NOTWITHSTANDING THIS REPORT OR ANY DISCUSSIONS CONCERNING A LOT, ALL LOTS ARE OFFERED AND SOLD AS IS" IN ACCORDANCE WITH THE CONDITIONS OF BUSINESS PRINTED IN THE SALE CATALOGUE."
Dawson Gallery, Dublin;
James Adam Salerooms & Bonhams, Dublin, 30 May 2007, lot 83, where purchased by the present owner
Dublin, Royal Hibernian Academy, 1947;
Dublin, Dawson Gallery, 1947, no.13 (as Nude);
Dublin, National Gallery of Ireland, William John Leech: An Irish Painter Abroad, 23 October - 15 December 1996, no.90
A. Denson, An Irish Artist: W. J. Leech R.H.A. (1881-1968), Kendal, 1968, no.28 (as Female nude study);
Denise Ferran, William John Leech: An Irish Painter Abroad, NGI, 1996, no.90, illustrated p.258
The present painting marks a dramatic departure from those familiar with the earlier part of Leech's career, particularly his landscapes painted while studying and working in France.

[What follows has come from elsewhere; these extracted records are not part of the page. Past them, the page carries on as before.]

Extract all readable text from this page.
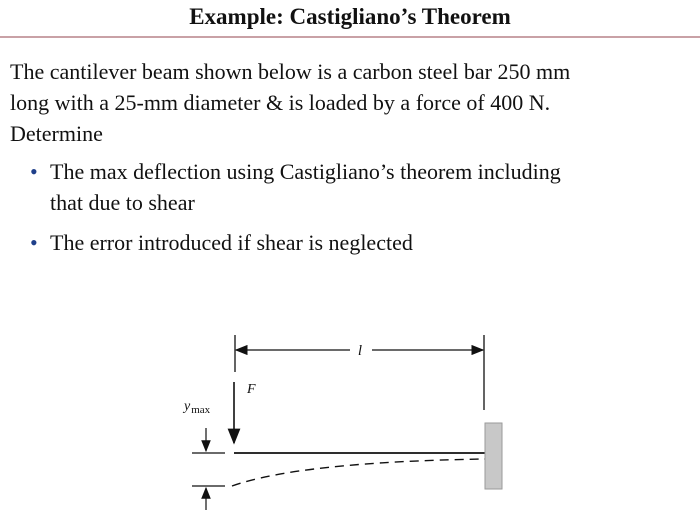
Example: Castigliano’s Theorem
The cantilever beam shown below is a carbon steel bar 250 mm
long with a 25-mm diameter & is loaded by a force of 400 N.
Determine
• The max deflection using Castigliano’s theorem including
that due to shear
• The error introduced if shear is neglected
l
F
$y_{max}$
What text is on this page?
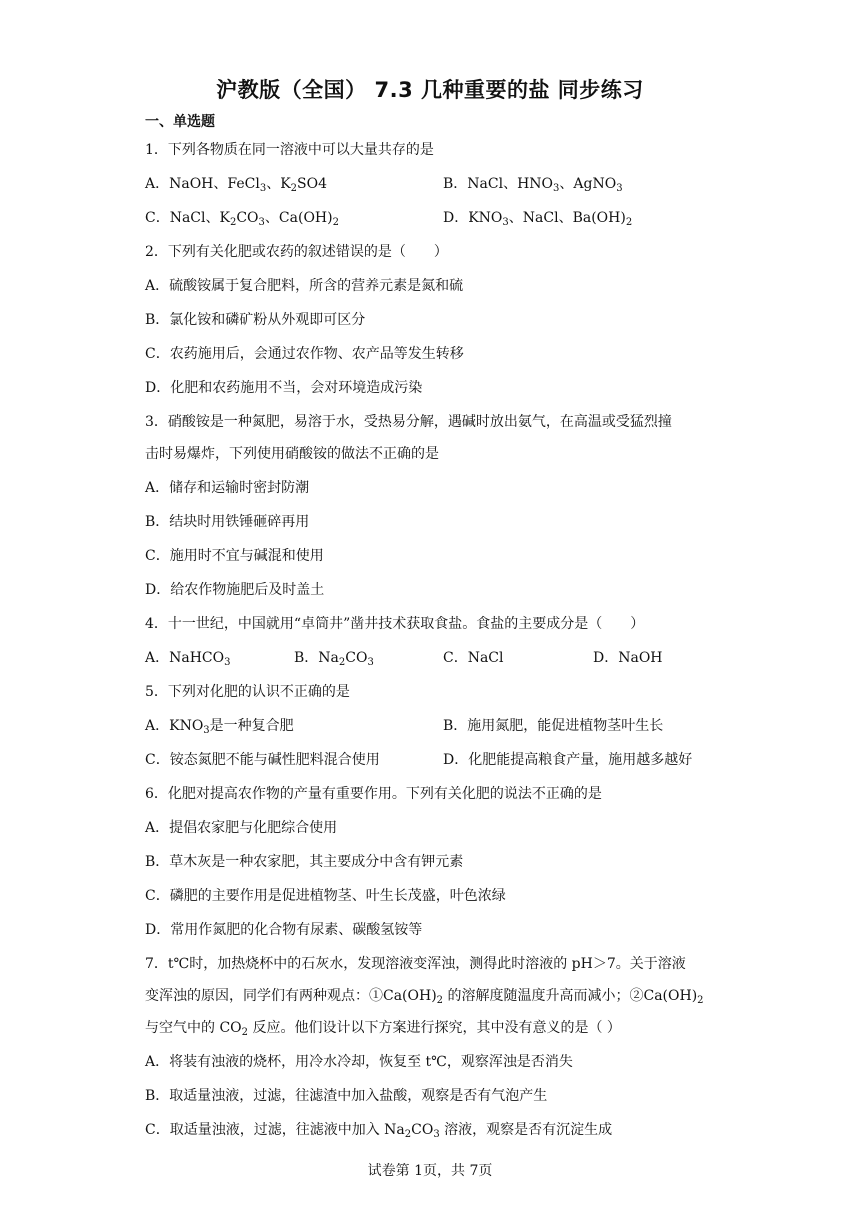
沪教版（全国） 7.3 几种重要的盐 同步练习
一、单选题
1．下列各物质在同一溶液中可以大量共存的是
A．NaOH、FeCl$_3$、$K_2SO4$	B．NaCl、$HNO_3$、AgNO$_3$
C．NaCl、$K_2CO_3$、$Ca(OH)_2$	D．$KNO_3$、NaCl、$Ba(OH)_2$
2．下列有关化肥或农药的叙述错误的是（　　）
A．硫酸铵属于复合肥料，所含的营养元素是氮和硫
B．氯化铵和磷矿粉从外观即可区分
C．农药施用后，会通过农作物、农产品等发生转移
D．化肥和农药施用不当，会对环境造成污染
3．硝酸铵是一种氮肥，易溶于水，受热易分解，遇碱时放出氨气，在高温或受猛烈撞
击时易爆炸，下列使用硝酸铵的做法不正确的是
A．储存和运输时密封防潮
B．结块时用铁锤砸碎再用
C．施用时不宜与碱混和使用
D．给农作物施肥后及时盖土
4．十一世纪，中国就用“卓筒井”凿井技术获取食盐。食盐的主要成分是（　　）
A．NaHCO$_3$	B．$Na_2CO_3$	C．NaCl	D．NaOH
5．下列对化肥的认识不正确的是
A．$KNO_3$是一种复合肥	B．施用氮肥，能促进植物茎叶生长
C．铵态氮肥不能与碱性肥料混合使用	D．化肥能提高粮食产量，施用越多越好
6．化肥对提高农作物的产量有重要作用。下列有关化肥的说法不正确的是
A．提倡农家肥与化肥综合使用
B．草木灰是一种农家肥，其主要成分中含有钾元素
C．磷肥的主要作用是促进植物茎、叶生长茂盛，叶色浓绿
D．常用作氮肥的化合物有尿素、碳酸氢铵等
7．t℃时，加热烧杯中的石灰水，发现溶液变浑浊，测得此时溶液的 pH＞7。关于溶液
变浑浊的原因，同学们有两种观点：$①Ca(OH)_2$ 的溶解度随温度升高而减小；$②Ca(OH)_2$
与空气中的 $CO_2$ 反应。他们设计以下方案进行探究，其中没有意义的是（ ）
A．将装有浊液的烧杯，用冷水冷却，恢复至 t℃，观察浑浊是否消失
B．取适量浊液，过滤，往滤渣中加入盐酸，观察是否有气泡产生
C．取适量浊液，过滤，往滤液中加入 $Na_2CO_3$ 溶液，观察是否有沉淀生成
试卷第 1页，共 7页
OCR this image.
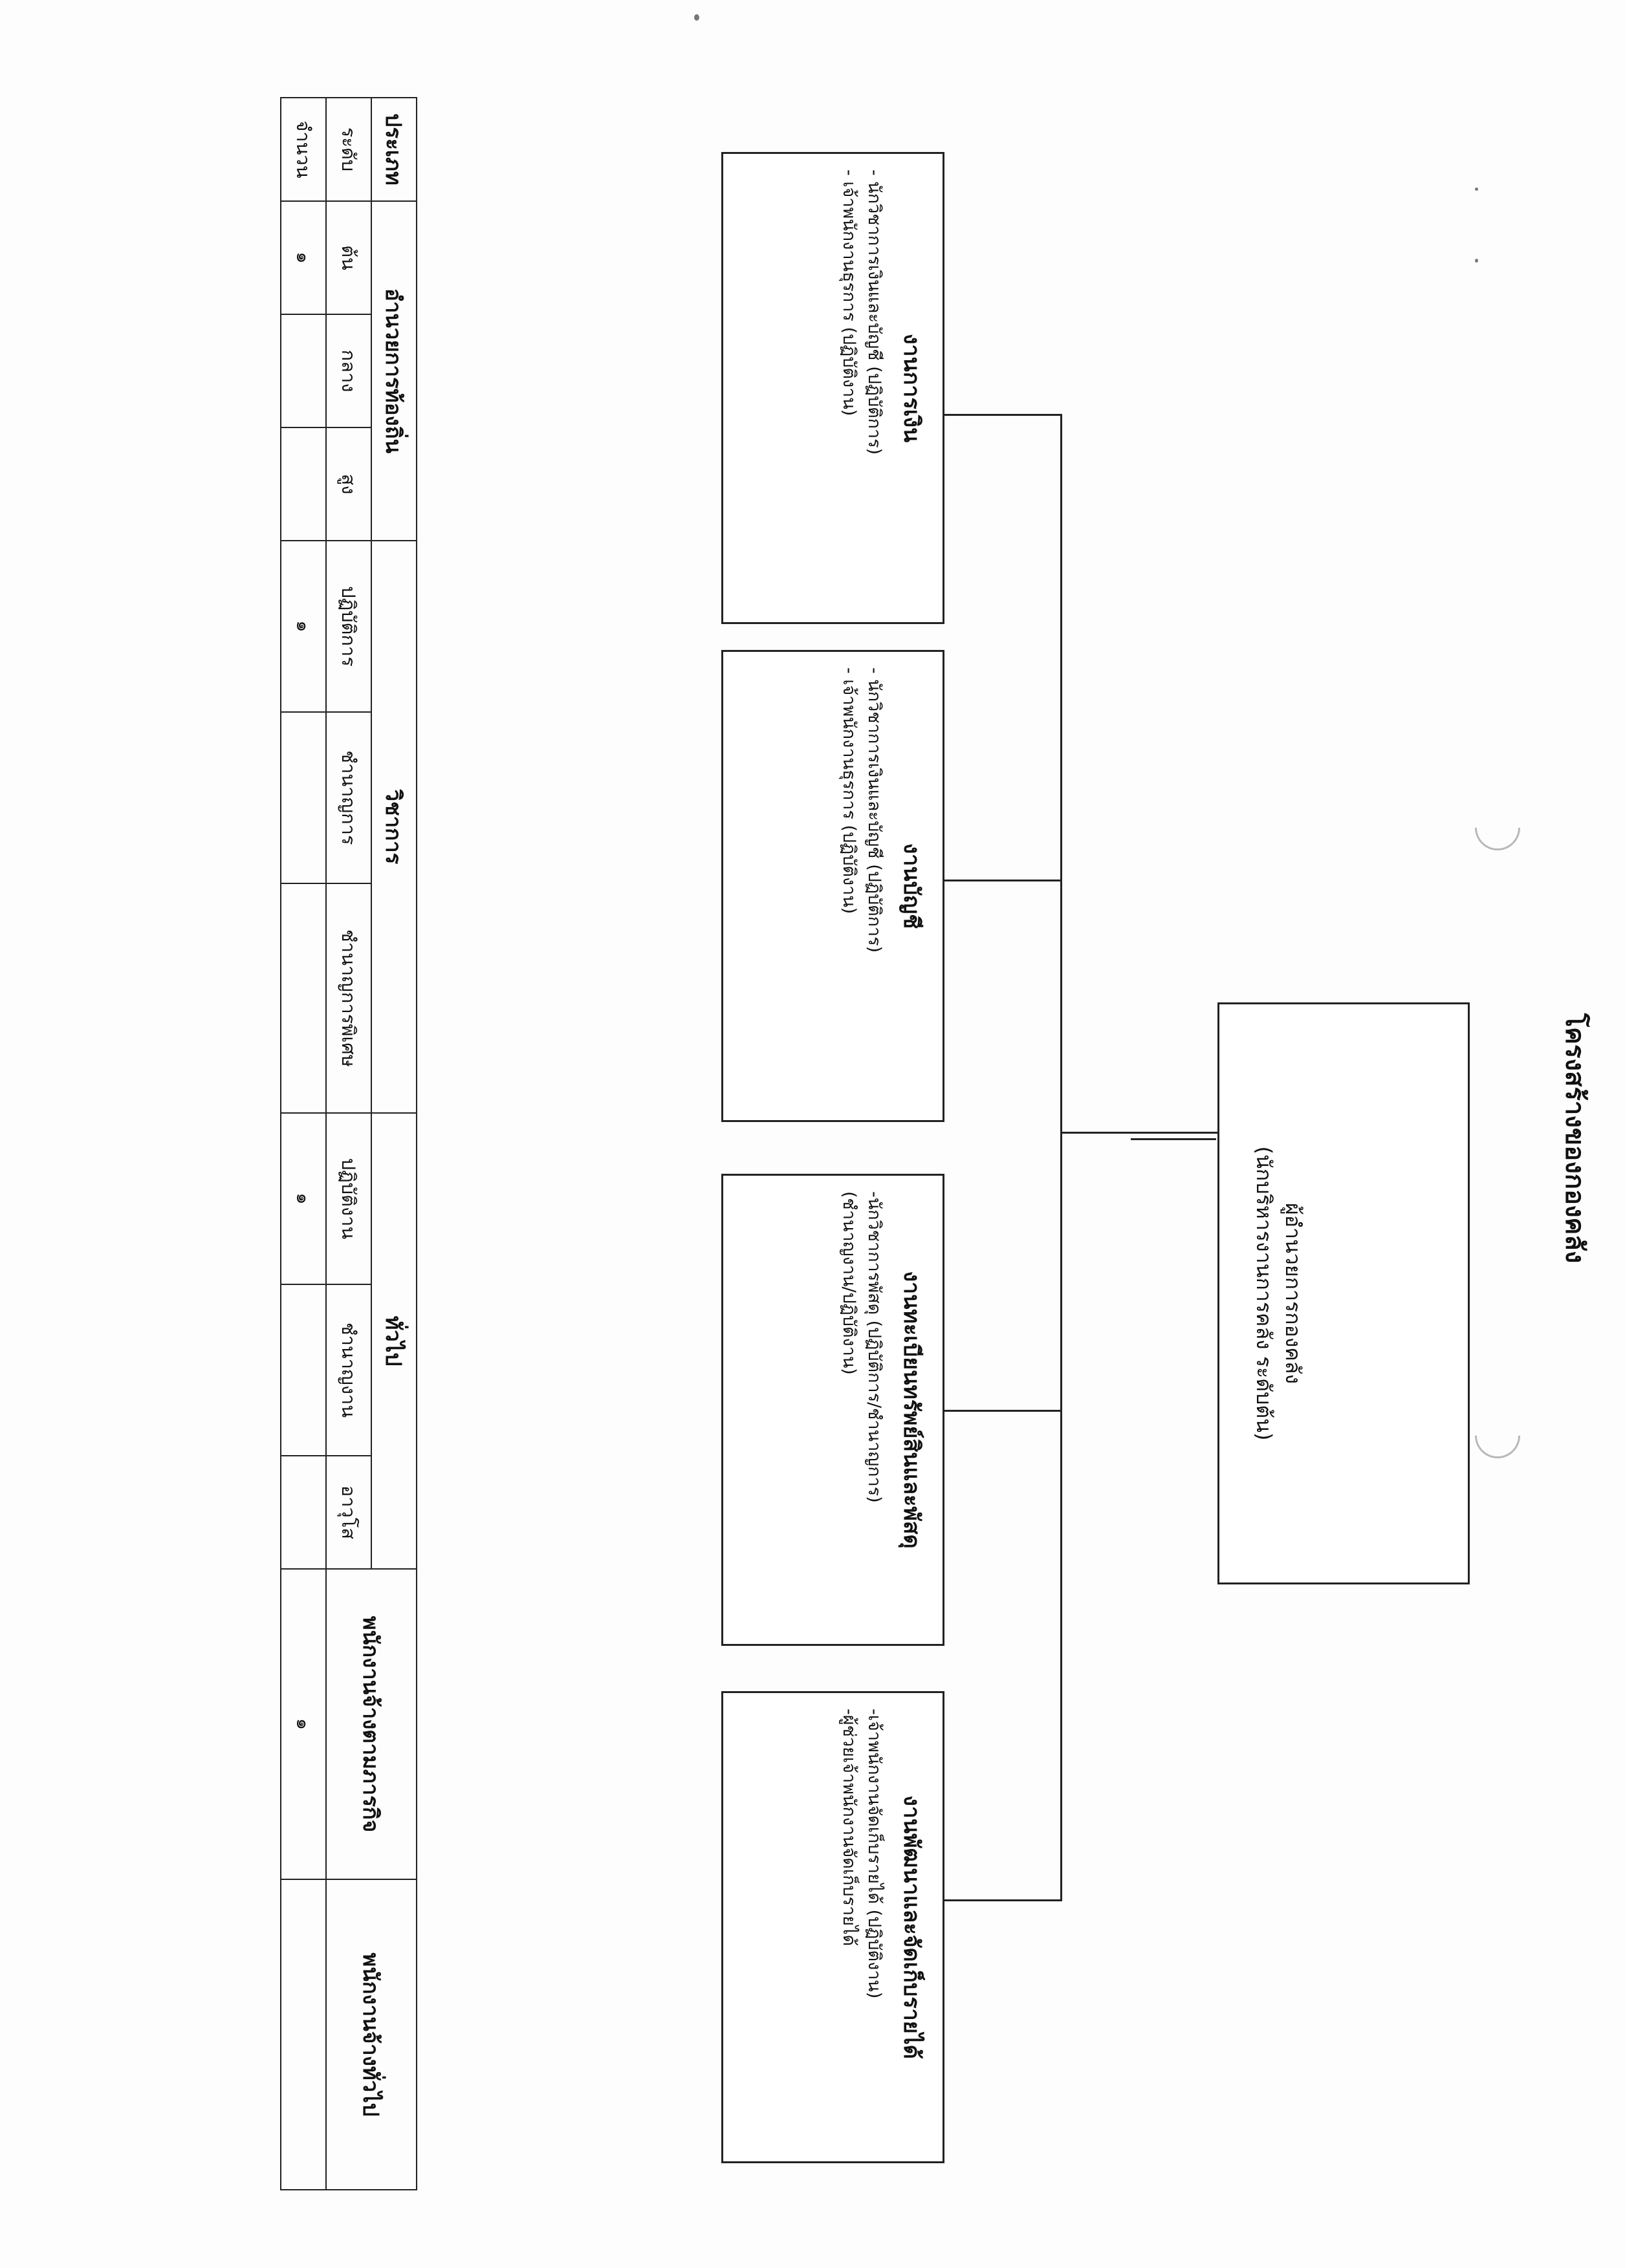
โครงสร้างของกองคลัง
ผู้อำนวยการกองคลัง
(นักบริหารงานการคลัง ระดับต้น)
งานการเงิน
- นักวิชาการเงินและบัญชี (ปฏิบัติการ)
- เจ้าพนักงานธุรการ (ปฏิบัติงาน)
งานบัญชี
- นักวิชาการเงินและบัญชี (ปฏิบัติการ)
- เจ้าพนักงานธุรการ (ปฏิบัติงาน)
งานทะเบียนทรัพย์สินและพัสดุ
-นักวิชาการพัสดุ (ปฏิบัติการ/ชำนาญการ)
(ชำนาญงาน/ปฏิบัติงาน)
งานพัฒนาและจัดเก็บรายได้
-เจ้าพนักงานจัดเก็บรายได้ (ปฏิบัติงาน)
-ผู้ช่วยเจ้าพนักงานจัดเก็บรายได้
ประเภท	อำนวยการท้องถิ่น			วิชาการ			ทั่วไป			พนักงานจ้างตามภารกิจ	พนักงานจ้างทั่วไป
ระดับ	ต้น	กลาง	สูง	ปฏิบัติการ	ชำนาญการ	ชำนาญการพิเศษ	ปฏิบัติงาน	ชำนาญงาน	อาวุโส		
จำนวน	๑			๑			๑			๑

However, the same fluid brushwork, feeling for colour and tone is successfully achieved in the rendering of the skin of the model in the present work. This change in direction towards a more intimiste view had its origins in his meeting with May Botterell, who became his model and lover. It influenced the style and subject of his works away from more formal society portraits and culminated in Nude (private collection) portraying May half-reclining on a bed – the focus firmly on form. As Denise Ferran has commented, Leech had 'now arrived at a style of painting which with paint-laden and decisive brushstrokes gives movement, energy and excitement to all his works irrespective of subject matter' (Ferran, op. cit., p.214).
In The Refugee the model sits languidly, her head in her right hand and left hand draped over her knees. The background is sparse and the tones muted, heightening the solitariness of the model who has an air of introspection. This perhaps plays on the title of the work, although Leech offers no further explanation. It is a highly sensitive portrayal, and Leech's soft modelling of the skin is consummate.
Leech regarded the study of the figure as 'the closest search for beauty.' He communicated this further in a letter to his friend and artist Dr Helena Wright while he was painting the present work: 'when people start drawing from the figure they are serious, have you discovered lots of hidden things? and lovely things, such as that a woman standing seems to grow from the ground in a most perfect way, with a line and balance that no plant ever achieved... In our search for beauty, I sometimes think, we have a better chance of getting near it, with the figure than in any other way, who knows' (quoted in Ferran, op. cit., p.256).
Leech sent the present work and another of the same model, called The Negress (model) (private collection) to Leo Smith of the Dawson Gallery in 1947 for a small exhibition of his work. Rating it highly, he wrote a covering letter to Smith: 'I could send more, but these are all very good and would make a most interesting show. I would like to send you that nude of the Black woman, it is so well painted. It ought to be in the Nat. Gallery' (Ibid.)